Zelensky aux Etats-Unis avec l'espoir de débloquer des fonds

C'est l'appel de la dernière chance: le président ukrainien Volodymyr Zelensky est lundi à ...
Zelensky aux Etats-Unis avec l'espoir de débloquer des fonds

Zelensky aux Etats-Unis avec l'espoir de débloquer des fonds

Photo: KEYSTONE/EPA/VALDA KALNINÇ

C'est l'appel de la dernière chance: le président ukrainien Volodymyr Zelensky est lundi à Washington où il espère obtenir le déblocage pour son pays en guerre d'une enveloppe capitale, mais très débattue au Congrès américain.

Les Etats-Unis sont le plus important soutien militaire à Kiev, mais la promesse du président démocrate Joe Biden de continuer à appuyer financièrement l'Ukraine est sérieusement mise en péril.

Le Congrès américain a échoué la semaine dernière à voter un volet de plus de 61 milliards de dollars pour ce pays en guerre.

Volodymyr Zelensky espère avec sa visite accentuer la pression sur l'allié américain.

Tout retard dans l'aide à l'Ukraine est un 'rêve devenu réalité' pour le président russe Vladimir Poutine, a-t-il affirmé, lors d'un discours depuis la capitale américaine.

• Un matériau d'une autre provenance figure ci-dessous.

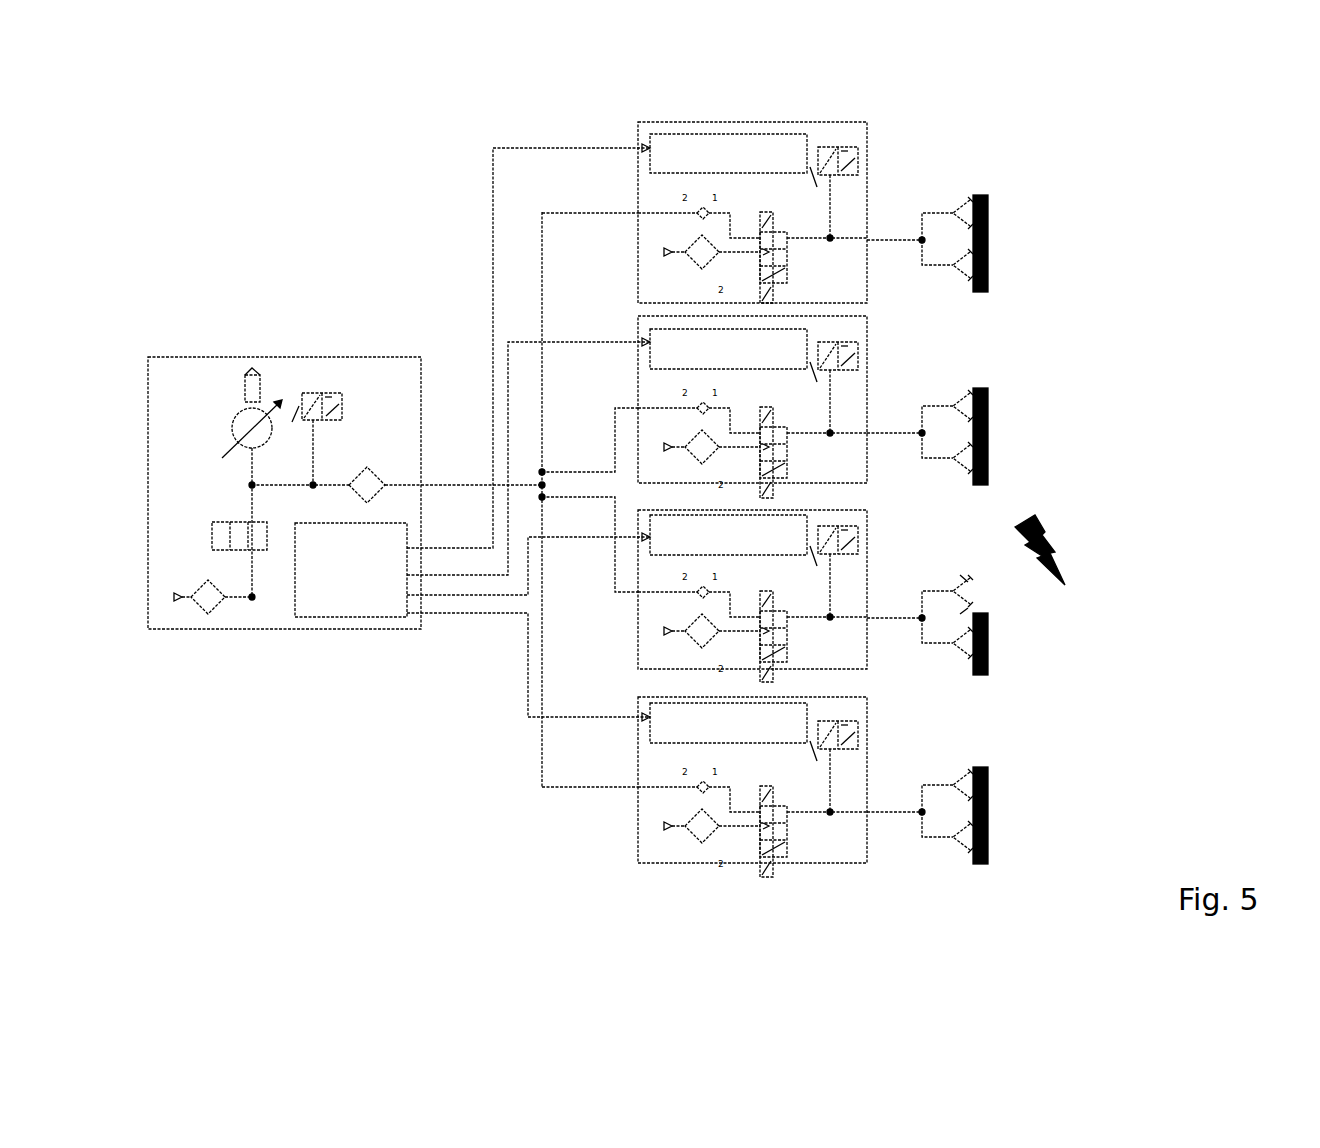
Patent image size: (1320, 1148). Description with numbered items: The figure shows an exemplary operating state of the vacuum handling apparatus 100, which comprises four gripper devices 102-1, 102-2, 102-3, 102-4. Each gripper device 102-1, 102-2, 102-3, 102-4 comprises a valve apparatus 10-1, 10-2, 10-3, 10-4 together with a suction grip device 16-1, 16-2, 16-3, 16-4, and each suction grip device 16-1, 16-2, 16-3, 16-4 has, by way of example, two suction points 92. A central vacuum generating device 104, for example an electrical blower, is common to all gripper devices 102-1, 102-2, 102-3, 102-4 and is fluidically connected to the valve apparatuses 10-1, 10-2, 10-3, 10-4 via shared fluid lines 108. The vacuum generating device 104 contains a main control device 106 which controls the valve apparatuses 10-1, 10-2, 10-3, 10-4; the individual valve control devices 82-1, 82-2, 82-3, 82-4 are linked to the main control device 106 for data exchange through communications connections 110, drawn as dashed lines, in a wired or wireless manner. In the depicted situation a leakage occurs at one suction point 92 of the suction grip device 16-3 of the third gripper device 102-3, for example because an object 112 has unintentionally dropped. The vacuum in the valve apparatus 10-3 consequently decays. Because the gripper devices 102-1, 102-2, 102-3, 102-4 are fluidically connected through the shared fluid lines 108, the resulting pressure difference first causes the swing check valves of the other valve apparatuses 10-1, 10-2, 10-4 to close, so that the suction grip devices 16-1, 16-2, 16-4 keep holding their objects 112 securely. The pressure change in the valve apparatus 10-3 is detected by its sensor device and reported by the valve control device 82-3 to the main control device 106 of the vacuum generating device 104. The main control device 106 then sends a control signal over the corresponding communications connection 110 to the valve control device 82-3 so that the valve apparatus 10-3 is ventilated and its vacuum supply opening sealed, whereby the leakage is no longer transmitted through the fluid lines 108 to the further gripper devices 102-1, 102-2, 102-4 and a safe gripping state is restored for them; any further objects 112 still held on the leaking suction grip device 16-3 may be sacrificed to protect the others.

The vacuum handling apparatus 100 is at (347, 160).
The vacuum generating device 104 is at (273, 338).
The main control device 106 is at (351, 570).
The fluid lines 108 is at (455, 486).
The communications connections 110 is at (525, 148).
The valve apparatus 10-1 is at (868, 124).
The valve apparatus 10-2 is at (868, 319).
The valve apparatus 10-3 is at (868, 508).
The valve apparatus 10-4 is at (868, 698).
The valve control device 82-1 is at (728, 153).
The valve control device 82-2 is at (728, 349).
The valve control device 82-3 is at (728, 535).
The valve control device 82-4 is at (728, 723).
The suction grip device 16-1 is at (940, 192).
The suction grip device 16-2 is at (940, 385).
The suction grip device 16-3 is at (940, 578).
The suction grip device 16-4 is at (940, 772).
The object 112 is at (990, 247).
The gripper device 102-1 is at (1072, 210).
The gripper device 102-2 is at (1072, 409).
The gripper device 102-3 is at (1072, 609).
The gripper device 102-4 is at (1072, 813).
The suction point 92 is at (977, 597).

Le dirigeant était vêtu d'un pull kaki, floqué du message: 'Je suis Ukrainien'.

'L'engagement de l'Amérique à soutenir l'Ukraine contre l'agression russe est inébranlable', a tenté de rassurer le ministre américain de la Défense Lloyd Austin, présent à ses côtés.

Le président ukrainien s'est ensuite rendu au Fonds monétaire international (FMI) pour rencontrer sa directrice Kristalina Georgieva. L'institution a dans la foulée annoncé le versement à l'Ukraine de 900 millions de dollars, dans le cadre d'un plan d'aide annoncé en mars.

Mardi au Congrès

Mais mardi sera sans aucun doute la journée la plus cruciale de son déplacement.

En début de matinée, Volodymyr Zelensky se rendra au Congrès américain, qui a engagé plus de 110 milliards de dollars depuis l'invasion russe en février 2022, mais n'a pas voté de nouvelle enveloppe depuis décembre dernier.

Il sera reçu à 09h00 (15h00 suisses) par les chefs du Sénat, le démocrate Chuck Schumer et le républicain Mitch McConnell, deux partisans de l'aide à l'Ukraine.

Après un discours devant l'ensemble des sénateurs, il rencontrera le président de l'autre chambre de cette puissante institution, le speaker républicain Mike Johnson.

Ce dernier se dit sur le principe ouvert au déblocage de nouveaux fonds pour Kiev, mais doit composer avec la frange la plus trumpiste de son parti, qui a d'ores et déjà fait savoir qu'elle ne validerait plus un seul centime pour Kiev.

'Je continuerai à voter CONTRE l'envoi de l'argent des contribuables à des oligarques corrompus en Ukraine', a affirmé l'élue Mary Miller sur la plateforme X (anciennement Twitter) lundi.

Tout le défi est donc de convaincre suffisamment de conservateurs modérés de soutenir une nouvelle enveloppe. Ces élus exigent en retour des changements majeurs dans la politique migratoire des Etats-Unis.

Rencontre avec Biden

Le président Joe Biden s'est dit prêt à des 'compromis importants' sur ce point, mais les négociations patinent pour le moment.

Après ses échanges au Congrès, Volodymyr Zelensky se rendra justement à la Maison Blanche où il échangera avec son homologue américain.

'Les deux dirigeants discuteront des besoins urgents de l'Ukraine et de l'importance vitale du soutien continu des Etats-Unis en ce moment critique', a affirmé la porte-parole de Joe Biden, Karine Jean-Pierre.

Conscient que le sentiment d'urgence s'est bien émoussé à Washington depuis le début de la guerre, le président Biden avait demandé au Congrès de coupler sa demande d'aide pour l'Ukraine à une pour Israël, un allié des Etats-Unis en guerre contre le Hamas, d'environ 14 milliards.

Mais l'ambiance a bien changé depuis la première visite de M. Zelensky dans la capitale américaine en décembre 2022, reçu en grande pompe dans la capitale et ovationné au Congrès.

Anticipant le risque de lassitude du grand allié américain, le président ukrainien s'était déjà rendu à Washington en septembre.

Mais sa visite n'avait pas eu l'effet escompté: embourbé dans une série de crises internes qui ont mené à la destitution du précédent speaker, le Congrès n'avait finalement pas validé de nouveaux fonds pour son offensive.